After months of border wall construction, a look at the damage done

As President Biden takes the helm, conservation groups take stock of the border wall’s environmental impacts.

This story is the first of three installments in a series by High Country News and Arizona Public Media on the implications for Donald Trump’s border wall, now that his successor, President Joe Biden, has taken the helm.

In the last year and a half, crews have raced to complete the border wall promised by President Donald Trump. By the time his term ended, many of the construction projects across Arizona’s Borderlands were complete. As President Joe Biden takes office, environmental groups are taking stock of the environmental destruction caused by the wall as they make the case for restoration.

Much of Arizona’s international border with Mexico is made up of public lands, places set aside by the federal government for special protection because of their unique ecological value — Organ Pipe Cactus National Monument, the San Pedro National Riparian Conservation Area, and Cabeza Prieta and San Bernardino national wildlife refuges, among others.
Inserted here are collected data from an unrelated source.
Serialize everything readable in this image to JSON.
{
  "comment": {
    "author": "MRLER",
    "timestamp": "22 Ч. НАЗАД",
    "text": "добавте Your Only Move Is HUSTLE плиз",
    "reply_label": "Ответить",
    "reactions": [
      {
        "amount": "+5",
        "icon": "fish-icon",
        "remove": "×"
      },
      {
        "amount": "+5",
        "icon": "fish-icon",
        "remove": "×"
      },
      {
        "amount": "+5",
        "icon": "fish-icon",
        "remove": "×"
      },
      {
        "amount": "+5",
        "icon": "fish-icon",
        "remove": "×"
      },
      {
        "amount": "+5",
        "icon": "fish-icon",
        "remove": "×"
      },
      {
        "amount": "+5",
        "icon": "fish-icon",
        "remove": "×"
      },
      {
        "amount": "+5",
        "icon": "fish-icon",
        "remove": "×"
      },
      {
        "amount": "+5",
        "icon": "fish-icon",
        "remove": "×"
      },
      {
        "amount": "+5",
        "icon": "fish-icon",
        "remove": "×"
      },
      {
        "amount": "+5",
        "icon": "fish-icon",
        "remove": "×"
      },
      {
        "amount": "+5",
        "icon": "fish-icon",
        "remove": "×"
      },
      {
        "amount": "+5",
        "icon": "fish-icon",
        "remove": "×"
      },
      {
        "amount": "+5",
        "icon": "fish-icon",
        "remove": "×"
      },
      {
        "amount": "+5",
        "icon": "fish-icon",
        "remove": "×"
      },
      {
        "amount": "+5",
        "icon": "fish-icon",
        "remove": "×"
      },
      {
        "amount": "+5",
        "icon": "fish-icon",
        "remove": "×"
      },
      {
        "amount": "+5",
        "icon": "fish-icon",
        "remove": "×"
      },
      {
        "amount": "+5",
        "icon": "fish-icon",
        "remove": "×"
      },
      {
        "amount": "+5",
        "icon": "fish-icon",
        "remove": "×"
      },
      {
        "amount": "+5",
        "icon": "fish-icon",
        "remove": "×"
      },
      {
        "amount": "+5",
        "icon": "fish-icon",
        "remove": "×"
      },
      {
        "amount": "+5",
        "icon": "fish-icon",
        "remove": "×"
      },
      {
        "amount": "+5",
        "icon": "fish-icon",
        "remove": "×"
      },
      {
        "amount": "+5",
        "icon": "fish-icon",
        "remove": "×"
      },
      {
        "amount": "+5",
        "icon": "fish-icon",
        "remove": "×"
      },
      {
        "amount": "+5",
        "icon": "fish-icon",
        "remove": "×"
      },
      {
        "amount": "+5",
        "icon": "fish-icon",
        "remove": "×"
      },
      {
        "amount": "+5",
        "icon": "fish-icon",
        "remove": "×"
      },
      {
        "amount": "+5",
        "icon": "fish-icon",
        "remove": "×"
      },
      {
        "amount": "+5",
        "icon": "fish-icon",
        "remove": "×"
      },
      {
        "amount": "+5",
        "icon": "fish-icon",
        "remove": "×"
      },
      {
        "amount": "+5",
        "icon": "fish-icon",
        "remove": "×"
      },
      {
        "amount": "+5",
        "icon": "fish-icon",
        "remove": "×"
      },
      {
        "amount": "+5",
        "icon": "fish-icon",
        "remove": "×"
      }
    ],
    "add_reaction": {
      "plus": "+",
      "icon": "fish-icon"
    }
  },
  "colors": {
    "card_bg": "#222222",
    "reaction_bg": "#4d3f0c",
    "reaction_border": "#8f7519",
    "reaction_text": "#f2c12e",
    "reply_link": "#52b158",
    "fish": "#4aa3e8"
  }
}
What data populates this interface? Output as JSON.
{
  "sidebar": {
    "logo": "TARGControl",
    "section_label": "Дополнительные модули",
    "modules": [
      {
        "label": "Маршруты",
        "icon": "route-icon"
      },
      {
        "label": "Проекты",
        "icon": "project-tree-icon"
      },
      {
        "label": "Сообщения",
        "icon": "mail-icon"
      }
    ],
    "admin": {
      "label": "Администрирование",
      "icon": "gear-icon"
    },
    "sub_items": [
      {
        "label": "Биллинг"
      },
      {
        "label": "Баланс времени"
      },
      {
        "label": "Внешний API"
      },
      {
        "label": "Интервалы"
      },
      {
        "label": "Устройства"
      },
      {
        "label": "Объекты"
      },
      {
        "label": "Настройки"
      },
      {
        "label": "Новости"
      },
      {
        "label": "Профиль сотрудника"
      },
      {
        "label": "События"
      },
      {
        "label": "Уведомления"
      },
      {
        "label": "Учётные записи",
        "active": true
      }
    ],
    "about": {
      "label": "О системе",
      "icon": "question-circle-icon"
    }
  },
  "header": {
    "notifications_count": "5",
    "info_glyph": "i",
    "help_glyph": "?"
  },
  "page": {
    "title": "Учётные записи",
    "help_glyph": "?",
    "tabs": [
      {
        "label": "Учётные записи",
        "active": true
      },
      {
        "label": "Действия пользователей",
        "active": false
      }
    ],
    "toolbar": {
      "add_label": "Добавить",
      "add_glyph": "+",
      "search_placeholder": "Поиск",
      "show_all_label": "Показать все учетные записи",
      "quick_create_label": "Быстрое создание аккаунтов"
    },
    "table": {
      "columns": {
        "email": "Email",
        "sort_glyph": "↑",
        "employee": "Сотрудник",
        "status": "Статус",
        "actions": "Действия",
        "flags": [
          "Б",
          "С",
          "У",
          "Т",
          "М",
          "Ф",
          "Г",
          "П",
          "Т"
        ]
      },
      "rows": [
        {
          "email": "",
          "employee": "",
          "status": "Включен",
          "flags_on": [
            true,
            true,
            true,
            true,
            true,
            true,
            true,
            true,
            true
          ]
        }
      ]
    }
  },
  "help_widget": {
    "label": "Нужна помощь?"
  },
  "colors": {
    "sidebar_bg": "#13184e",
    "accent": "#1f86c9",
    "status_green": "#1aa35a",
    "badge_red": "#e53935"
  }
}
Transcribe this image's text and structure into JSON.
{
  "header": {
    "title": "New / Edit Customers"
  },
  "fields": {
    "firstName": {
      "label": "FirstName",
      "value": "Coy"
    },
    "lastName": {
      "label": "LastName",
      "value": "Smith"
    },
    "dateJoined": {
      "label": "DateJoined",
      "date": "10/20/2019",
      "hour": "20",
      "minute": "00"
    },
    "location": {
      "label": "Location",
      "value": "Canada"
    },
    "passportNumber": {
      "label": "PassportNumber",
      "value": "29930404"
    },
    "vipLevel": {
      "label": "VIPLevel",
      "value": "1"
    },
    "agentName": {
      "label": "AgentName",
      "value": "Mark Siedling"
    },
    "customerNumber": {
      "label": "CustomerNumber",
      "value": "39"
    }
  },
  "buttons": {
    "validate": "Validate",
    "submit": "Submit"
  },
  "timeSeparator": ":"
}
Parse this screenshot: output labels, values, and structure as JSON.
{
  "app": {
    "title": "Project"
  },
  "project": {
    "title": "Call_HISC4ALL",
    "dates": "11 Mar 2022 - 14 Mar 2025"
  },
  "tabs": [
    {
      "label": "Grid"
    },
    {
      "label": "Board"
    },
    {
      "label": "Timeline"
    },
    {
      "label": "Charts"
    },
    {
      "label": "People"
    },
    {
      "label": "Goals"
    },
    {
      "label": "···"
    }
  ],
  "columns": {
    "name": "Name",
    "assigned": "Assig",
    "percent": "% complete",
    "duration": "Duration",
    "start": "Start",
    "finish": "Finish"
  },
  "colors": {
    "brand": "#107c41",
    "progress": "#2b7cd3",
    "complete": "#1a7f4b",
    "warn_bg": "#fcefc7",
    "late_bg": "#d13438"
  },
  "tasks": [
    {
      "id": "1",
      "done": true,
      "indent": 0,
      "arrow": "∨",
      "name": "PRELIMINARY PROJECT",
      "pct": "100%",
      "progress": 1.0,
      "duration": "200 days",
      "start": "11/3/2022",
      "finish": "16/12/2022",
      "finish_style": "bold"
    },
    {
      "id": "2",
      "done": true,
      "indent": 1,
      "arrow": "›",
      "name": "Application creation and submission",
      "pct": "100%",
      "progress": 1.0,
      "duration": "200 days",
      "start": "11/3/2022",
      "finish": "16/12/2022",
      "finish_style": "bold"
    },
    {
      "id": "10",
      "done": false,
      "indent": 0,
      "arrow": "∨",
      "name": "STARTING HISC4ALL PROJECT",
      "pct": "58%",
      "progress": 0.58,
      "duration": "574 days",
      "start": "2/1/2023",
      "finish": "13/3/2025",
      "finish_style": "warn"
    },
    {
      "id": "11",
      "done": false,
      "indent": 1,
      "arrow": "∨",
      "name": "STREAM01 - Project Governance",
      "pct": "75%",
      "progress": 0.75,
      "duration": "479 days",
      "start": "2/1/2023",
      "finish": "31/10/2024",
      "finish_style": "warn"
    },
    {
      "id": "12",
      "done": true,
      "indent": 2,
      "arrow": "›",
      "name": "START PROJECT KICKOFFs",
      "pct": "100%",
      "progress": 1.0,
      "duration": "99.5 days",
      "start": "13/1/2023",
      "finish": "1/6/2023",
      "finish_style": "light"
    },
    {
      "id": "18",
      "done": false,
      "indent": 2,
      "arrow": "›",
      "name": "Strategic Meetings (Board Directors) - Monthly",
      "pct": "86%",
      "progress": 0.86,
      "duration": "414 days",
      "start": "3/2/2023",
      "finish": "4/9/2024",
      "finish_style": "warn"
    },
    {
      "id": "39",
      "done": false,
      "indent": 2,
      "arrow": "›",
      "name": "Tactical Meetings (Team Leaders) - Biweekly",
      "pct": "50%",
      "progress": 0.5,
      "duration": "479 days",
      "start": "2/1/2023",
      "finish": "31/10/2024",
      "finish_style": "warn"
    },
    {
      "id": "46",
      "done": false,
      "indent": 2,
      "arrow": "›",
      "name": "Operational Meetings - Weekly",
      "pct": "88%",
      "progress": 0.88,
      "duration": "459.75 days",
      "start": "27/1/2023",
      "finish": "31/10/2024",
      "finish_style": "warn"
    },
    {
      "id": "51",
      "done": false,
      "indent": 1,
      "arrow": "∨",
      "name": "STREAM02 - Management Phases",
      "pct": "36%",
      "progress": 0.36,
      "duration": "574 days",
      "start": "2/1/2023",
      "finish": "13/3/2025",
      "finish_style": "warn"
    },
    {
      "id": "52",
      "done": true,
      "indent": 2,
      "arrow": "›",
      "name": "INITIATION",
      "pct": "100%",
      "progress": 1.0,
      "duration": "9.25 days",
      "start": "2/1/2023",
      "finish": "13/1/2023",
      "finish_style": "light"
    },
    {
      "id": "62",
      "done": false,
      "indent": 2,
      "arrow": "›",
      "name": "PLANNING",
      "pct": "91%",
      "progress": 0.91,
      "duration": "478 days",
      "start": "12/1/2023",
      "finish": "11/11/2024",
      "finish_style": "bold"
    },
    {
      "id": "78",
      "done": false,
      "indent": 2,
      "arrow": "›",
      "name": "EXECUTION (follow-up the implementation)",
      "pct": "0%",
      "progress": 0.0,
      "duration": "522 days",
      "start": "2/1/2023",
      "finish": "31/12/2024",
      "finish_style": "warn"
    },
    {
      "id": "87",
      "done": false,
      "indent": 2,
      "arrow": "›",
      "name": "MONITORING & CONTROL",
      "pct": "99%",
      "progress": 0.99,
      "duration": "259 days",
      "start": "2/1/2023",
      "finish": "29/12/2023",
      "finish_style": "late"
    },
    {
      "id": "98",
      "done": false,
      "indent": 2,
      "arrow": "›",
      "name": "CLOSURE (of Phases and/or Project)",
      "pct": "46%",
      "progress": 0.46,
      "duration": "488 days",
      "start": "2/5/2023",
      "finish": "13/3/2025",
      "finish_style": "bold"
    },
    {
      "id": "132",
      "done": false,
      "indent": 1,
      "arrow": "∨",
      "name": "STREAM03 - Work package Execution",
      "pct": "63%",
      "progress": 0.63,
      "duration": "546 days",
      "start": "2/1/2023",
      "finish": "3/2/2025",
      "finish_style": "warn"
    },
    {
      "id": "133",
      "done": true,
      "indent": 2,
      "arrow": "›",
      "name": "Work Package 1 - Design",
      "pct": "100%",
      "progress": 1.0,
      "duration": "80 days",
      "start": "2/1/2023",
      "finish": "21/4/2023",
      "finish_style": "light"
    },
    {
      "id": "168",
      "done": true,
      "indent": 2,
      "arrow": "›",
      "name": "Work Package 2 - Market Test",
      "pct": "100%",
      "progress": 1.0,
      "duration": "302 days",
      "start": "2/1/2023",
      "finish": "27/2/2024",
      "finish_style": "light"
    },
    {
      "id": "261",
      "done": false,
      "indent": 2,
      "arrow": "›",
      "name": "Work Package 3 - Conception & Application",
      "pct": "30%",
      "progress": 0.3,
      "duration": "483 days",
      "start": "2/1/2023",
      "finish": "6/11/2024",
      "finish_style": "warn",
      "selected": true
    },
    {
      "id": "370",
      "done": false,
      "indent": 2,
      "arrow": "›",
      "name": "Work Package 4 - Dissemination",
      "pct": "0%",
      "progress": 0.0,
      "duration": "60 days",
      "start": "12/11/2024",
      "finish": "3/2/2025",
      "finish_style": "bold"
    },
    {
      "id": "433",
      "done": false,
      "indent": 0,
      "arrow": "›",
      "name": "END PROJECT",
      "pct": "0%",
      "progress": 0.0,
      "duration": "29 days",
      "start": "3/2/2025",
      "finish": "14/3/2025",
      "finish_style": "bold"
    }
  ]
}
So when the Trump administration released its first plans for new border wall construction in Arizona in May 2019, environmentalists were horrified to see that nearly all the proposed wall segments were on those public lands.

“(The administration) really started to push out into remote, rugged terrain on public lands all across the borderline in Arizona, where the ecological value of those places is so much higher that the damage done by this construction is much more egregious,” said Randy Serraglio, Southwest conservation advocate with the Center for Biological Diversity.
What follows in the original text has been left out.